Confidential lending will open trillions for defi markets

Opinion by: Jason Delabays, blockchain ecosystem leading to Zama
Despite the decentralized (DEFI) recent resurrection, most of the traditional finance capital remains out of reach. Most will blame the scalability, regulation or poor UX. The real blocker is more fundamental: a lack of confidentiality. Resolve that, and the trillions will be locked.
At December 2021, the total cost of the Defi locked (TVL) struck an incredible $ 260 billion. It will be out, however, and that figure begins to feel small, especially if the global financial system moves on the trillion day -day. Only Foreign Exchange finds more than $ 7.5 trillion exchanged days, and the global bond market costs more than $ 130 trillion.
Defi has returned since the crash of 2022-2023. The lending protocols have shown staying power, and TVLs are rising again. The defi is, however, scratching only over the global capital, not because it is not measurable, but because it lacks something traditional finances will not live without.
Encryption tech pulls the highest obstruction
For most institutions and high-value players, confidentiality cannot communicate. Every deposit, loan and removal is, however, open to public blockchains.
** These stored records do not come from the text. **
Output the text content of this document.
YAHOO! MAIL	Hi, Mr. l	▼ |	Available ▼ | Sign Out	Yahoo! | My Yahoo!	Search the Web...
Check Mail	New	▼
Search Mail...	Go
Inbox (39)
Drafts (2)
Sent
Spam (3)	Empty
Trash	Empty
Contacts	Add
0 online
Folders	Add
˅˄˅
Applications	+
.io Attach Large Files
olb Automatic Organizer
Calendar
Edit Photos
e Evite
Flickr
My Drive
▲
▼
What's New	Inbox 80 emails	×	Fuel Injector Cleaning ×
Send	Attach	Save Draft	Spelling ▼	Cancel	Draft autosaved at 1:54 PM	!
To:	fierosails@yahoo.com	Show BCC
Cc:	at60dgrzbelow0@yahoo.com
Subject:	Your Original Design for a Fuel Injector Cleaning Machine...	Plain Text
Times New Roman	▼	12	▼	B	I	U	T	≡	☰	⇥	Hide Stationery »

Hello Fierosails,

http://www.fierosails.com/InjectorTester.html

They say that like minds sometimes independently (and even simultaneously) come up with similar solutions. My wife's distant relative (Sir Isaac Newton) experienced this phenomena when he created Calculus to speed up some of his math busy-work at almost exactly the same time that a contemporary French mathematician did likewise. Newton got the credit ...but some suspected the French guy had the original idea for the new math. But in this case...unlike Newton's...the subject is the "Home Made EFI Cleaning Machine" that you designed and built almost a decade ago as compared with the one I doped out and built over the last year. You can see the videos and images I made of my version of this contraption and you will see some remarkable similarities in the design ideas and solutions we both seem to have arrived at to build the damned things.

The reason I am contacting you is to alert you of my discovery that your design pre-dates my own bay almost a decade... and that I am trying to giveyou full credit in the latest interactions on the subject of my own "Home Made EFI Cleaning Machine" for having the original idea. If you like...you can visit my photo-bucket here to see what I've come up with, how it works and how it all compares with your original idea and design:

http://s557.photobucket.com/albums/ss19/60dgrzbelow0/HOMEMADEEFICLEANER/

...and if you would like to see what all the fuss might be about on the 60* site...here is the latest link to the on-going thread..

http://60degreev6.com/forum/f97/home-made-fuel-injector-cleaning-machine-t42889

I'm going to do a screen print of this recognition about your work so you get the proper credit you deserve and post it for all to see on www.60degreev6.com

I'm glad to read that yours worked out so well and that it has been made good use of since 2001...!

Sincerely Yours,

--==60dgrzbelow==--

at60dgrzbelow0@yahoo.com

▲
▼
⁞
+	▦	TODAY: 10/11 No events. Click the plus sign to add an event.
The level of transparency can thrill the purists of crypto, but for the most serious capital, it is a kdealbreaker.
That is why, for so many, the thought of unlocking Defi-Frictionless’s promise, open, institutional grade finance-they are still far away. Recent tech development, specifically to Full homomorphic encryption (FHE)It is suggested that the truth may be closer than it looks.
Having gained more basic attention, FHE is no longer just an academic curiosity.
Privacy care technology allows data to be processed without decrypting. Sensitive information remains to be denied even when used. Institutions can be brought to Defi to keep their trading and position private.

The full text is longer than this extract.